Brasil e Portugal: drogas e moradores em situação de rua

No último dia 22 de outubro estivemos a convite do Instituto Superior de Ciências Policiais e Segurança Interna apresentando a palestra “As influências de Ferrajoli, Zaffaroni e Jacobs: um olhar pelas Ciências Policiais luso-brasileiras”, com o propósito de traçar um paralelo entre as correntes teórico-penais, desde as mais liberalizantes às de maior rigorismo, e seu reflexo nas políticas públicas dirigidas à paz social.

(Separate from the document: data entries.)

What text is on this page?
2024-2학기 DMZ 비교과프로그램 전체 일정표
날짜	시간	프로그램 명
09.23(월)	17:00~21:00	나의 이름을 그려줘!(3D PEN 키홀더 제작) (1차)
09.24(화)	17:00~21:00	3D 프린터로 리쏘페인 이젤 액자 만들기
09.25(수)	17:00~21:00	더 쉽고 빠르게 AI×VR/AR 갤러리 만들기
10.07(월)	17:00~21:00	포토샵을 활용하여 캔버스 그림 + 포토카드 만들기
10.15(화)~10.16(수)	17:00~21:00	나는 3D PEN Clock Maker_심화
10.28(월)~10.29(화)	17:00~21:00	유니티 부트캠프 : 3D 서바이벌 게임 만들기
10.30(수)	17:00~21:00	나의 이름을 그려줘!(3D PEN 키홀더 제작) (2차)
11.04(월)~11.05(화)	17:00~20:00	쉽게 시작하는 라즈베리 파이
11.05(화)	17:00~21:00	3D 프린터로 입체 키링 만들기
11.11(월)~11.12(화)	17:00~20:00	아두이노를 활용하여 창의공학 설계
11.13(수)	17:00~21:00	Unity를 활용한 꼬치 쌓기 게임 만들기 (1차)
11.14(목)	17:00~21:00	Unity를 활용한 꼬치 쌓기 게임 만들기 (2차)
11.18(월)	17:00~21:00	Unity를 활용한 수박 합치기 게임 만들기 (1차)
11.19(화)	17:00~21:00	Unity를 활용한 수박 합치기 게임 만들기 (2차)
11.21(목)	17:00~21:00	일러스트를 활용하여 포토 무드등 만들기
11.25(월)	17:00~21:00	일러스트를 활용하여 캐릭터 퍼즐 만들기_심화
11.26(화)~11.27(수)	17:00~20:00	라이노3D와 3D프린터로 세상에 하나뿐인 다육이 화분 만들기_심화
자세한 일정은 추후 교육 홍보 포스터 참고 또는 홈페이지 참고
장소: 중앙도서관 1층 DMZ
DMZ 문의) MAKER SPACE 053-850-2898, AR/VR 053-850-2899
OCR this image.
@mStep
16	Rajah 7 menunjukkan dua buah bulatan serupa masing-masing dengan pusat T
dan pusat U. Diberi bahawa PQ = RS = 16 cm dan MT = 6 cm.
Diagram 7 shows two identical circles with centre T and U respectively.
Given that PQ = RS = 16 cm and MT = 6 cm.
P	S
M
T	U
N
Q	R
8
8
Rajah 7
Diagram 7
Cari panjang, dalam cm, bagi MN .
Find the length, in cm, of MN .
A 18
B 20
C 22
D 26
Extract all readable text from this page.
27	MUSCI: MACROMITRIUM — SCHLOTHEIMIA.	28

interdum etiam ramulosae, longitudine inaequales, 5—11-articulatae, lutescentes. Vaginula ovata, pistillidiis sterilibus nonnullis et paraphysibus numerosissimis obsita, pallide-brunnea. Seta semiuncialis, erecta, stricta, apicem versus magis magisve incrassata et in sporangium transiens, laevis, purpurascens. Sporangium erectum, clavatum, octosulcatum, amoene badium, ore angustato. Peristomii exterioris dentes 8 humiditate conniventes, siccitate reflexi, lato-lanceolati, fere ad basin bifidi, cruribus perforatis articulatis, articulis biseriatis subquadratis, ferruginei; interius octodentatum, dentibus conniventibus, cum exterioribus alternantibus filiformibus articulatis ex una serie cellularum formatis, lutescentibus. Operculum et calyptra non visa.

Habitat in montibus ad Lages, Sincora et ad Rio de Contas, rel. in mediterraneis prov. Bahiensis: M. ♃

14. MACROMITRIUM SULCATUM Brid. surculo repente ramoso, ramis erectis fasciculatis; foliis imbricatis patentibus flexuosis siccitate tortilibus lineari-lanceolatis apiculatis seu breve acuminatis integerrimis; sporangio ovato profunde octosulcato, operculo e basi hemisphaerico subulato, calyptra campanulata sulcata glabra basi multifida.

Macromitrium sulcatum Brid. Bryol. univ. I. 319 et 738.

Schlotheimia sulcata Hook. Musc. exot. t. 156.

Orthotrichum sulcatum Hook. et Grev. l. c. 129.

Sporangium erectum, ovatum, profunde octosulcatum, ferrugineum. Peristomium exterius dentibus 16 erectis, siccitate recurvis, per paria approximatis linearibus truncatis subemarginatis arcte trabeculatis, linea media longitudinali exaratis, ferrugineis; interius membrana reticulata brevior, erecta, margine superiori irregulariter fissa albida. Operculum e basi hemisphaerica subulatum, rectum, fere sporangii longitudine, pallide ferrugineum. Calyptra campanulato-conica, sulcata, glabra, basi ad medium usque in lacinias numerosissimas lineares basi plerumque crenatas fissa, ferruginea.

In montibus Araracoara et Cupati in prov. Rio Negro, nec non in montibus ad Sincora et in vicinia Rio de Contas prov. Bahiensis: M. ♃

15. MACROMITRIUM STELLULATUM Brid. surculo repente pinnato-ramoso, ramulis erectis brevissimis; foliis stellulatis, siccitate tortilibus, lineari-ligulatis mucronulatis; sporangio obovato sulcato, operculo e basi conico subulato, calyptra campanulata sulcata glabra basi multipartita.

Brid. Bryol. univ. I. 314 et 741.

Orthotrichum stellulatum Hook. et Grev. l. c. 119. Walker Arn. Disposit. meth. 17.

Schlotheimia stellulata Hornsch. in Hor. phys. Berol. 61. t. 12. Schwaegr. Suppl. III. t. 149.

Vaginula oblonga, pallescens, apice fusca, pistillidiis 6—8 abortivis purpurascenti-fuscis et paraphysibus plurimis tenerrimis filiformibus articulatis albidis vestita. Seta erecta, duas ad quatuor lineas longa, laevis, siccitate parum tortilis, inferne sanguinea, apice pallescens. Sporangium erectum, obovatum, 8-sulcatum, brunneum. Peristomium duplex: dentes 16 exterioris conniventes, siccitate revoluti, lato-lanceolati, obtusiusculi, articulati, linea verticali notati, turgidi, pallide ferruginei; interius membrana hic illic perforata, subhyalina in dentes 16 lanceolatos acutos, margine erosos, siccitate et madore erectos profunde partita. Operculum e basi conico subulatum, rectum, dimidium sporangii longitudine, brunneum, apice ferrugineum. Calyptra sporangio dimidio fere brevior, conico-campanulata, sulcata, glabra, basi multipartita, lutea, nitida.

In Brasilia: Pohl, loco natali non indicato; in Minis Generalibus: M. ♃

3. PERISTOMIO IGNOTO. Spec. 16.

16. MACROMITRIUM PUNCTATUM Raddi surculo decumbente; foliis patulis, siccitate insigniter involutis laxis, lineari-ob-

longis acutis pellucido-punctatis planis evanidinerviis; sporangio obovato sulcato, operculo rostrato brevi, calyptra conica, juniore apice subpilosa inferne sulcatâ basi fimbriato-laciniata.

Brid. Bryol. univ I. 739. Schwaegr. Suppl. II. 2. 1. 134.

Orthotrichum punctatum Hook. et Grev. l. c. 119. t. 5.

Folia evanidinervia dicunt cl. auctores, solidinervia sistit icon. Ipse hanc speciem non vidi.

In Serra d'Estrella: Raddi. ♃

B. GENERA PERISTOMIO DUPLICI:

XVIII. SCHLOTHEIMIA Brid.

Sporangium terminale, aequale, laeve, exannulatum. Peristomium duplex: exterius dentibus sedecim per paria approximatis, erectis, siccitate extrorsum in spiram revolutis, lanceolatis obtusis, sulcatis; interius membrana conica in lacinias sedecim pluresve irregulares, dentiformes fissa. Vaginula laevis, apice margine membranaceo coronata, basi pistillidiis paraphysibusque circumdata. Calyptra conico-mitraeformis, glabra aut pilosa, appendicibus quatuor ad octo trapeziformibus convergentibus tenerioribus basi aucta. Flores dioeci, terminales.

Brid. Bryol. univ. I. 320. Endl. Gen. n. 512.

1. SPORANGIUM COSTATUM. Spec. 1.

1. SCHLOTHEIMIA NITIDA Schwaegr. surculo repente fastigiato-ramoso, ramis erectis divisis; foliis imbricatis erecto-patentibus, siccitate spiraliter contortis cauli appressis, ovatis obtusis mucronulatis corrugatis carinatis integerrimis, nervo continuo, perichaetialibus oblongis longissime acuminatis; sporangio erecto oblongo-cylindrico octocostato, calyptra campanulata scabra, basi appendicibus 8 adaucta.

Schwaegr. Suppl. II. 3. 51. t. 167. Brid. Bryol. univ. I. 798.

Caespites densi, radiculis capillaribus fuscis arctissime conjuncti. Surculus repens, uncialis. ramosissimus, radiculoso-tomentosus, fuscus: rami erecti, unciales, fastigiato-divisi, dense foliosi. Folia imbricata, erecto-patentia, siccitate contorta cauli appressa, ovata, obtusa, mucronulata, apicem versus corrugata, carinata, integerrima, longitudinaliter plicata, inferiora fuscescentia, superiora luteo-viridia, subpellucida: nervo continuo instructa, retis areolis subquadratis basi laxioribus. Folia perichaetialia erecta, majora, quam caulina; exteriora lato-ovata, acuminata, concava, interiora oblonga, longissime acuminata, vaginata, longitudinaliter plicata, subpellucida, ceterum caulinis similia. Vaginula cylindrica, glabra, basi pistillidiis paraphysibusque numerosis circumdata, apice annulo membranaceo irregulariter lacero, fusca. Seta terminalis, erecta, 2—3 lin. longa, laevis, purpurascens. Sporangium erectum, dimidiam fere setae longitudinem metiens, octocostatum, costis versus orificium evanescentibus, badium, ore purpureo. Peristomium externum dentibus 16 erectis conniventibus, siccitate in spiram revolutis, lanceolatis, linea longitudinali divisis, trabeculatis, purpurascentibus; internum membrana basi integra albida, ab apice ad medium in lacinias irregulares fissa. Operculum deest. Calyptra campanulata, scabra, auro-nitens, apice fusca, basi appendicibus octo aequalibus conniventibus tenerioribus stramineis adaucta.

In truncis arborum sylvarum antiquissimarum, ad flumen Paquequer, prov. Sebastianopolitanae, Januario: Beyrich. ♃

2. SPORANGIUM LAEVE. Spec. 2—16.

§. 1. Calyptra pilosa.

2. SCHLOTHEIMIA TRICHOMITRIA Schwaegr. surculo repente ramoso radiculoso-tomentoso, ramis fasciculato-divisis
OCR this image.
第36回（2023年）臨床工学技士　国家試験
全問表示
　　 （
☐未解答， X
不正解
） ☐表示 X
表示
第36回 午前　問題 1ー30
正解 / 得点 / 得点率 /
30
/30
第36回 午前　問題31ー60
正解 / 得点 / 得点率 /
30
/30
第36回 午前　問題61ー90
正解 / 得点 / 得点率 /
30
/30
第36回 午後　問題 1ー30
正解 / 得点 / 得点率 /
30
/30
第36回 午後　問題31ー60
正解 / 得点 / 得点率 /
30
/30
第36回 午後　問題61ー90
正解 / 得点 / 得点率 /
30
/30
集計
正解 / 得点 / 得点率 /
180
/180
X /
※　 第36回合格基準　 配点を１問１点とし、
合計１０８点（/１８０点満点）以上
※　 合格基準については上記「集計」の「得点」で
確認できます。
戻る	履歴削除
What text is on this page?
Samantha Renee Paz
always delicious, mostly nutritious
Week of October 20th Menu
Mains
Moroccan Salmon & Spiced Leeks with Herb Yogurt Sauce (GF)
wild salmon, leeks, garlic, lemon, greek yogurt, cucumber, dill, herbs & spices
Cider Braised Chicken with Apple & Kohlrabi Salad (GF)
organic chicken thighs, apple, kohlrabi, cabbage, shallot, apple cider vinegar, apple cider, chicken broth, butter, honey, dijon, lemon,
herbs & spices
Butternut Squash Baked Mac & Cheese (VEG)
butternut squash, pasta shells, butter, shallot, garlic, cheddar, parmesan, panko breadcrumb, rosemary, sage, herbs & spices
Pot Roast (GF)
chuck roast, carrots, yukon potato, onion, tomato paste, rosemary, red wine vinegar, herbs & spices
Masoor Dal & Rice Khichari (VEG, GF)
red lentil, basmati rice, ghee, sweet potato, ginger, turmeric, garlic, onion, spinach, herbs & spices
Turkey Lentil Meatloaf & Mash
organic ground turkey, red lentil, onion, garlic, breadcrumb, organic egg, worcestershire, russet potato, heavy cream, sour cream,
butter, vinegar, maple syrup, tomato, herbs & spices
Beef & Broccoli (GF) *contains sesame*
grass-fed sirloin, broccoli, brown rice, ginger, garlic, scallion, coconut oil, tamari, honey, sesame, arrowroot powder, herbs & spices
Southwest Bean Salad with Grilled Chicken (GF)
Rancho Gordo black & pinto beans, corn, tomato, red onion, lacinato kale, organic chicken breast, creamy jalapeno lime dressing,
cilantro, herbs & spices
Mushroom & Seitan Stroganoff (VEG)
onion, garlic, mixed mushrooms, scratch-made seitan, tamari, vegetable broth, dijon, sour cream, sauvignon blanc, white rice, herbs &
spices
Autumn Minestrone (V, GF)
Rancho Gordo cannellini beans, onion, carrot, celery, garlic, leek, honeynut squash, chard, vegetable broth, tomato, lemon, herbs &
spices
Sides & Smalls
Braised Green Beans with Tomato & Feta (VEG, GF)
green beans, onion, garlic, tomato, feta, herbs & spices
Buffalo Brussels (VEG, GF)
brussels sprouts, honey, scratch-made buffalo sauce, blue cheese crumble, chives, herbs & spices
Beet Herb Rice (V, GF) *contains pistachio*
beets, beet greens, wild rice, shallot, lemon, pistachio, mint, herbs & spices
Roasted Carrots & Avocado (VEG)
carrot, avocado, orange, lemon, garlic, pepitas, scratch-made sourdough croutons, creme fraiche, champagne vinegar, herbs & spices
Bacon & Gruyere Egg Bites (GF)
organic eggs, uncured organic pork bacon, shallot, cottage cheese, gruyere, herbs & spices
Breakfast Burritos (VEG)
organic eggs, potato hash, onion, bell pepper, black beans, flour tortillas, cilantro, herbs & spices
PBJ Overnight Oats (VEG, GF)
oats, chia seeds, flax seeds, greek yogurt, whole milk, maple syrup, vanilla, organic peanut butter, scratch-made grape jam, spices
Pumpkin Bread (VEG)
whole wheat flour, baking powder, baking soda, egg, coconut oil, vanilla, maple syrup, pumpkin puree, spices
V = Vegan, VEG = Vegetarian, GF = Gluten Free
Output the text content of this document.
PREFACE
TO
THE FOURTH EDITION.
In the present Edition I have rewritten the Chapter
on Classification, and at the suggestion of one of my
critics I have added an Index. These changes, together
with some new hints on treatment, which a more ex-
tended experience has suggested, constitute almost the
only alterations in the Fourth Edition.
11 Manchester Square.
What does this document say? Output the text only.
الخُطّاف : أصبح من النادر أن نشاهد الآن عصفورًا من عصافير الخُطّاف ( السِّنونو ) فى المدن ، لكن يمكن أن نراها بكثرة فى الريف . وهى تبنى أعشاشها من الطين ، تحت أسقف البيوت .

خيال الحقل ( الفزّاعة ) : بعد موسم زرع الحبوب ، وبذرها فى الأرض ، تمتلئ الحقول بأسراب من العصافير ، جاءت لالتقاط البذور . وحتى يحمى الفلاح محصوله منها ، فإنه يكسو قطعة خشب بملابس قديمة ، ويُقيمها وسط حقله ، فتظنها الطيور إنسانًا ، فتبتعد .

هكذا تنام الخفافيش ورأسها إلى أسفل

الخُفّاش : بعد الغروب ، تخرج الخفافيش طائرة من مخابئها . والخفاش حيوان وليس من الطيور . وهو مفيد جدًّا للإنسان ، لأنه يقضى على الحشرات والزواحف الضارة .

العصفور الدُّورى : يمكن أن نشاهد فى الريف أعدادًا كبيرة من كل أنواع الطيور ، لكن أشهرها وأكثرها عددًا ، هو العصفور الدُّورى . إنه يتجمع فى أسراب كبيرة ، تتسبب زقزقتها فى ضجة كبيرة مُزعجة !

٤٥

Começamos apresentando indicadores sociocriminais comparativos entre Brasil e Portugal, enquanto a plateia, composta por professores, juristas, sociólogos e chefes de polícia, deixava revelar em cada rosto um quê de espanto, ao verem as diferenças entre os dois países. Portugal tem uma população de 10.749.635, enquanto o Brasil 212.600.000; no Brasil a quantidade de pessoas em situação de rua está na casa dos 327.925, enquanto em Portugal ela é de 10.773; a população carcerária portuguesa é de 12.301, já a brasileira gravita em 909.067, sendo 214.447 condenados com sentença definitiva e os demais presos preventivamente, aguardando julgamento (em Portugal esse número é de 2.392); outro indicador que apresentamos foi o de presos por tráfico de drogas: em Portugal são 1.930, enquanto no Brasil são 205.741.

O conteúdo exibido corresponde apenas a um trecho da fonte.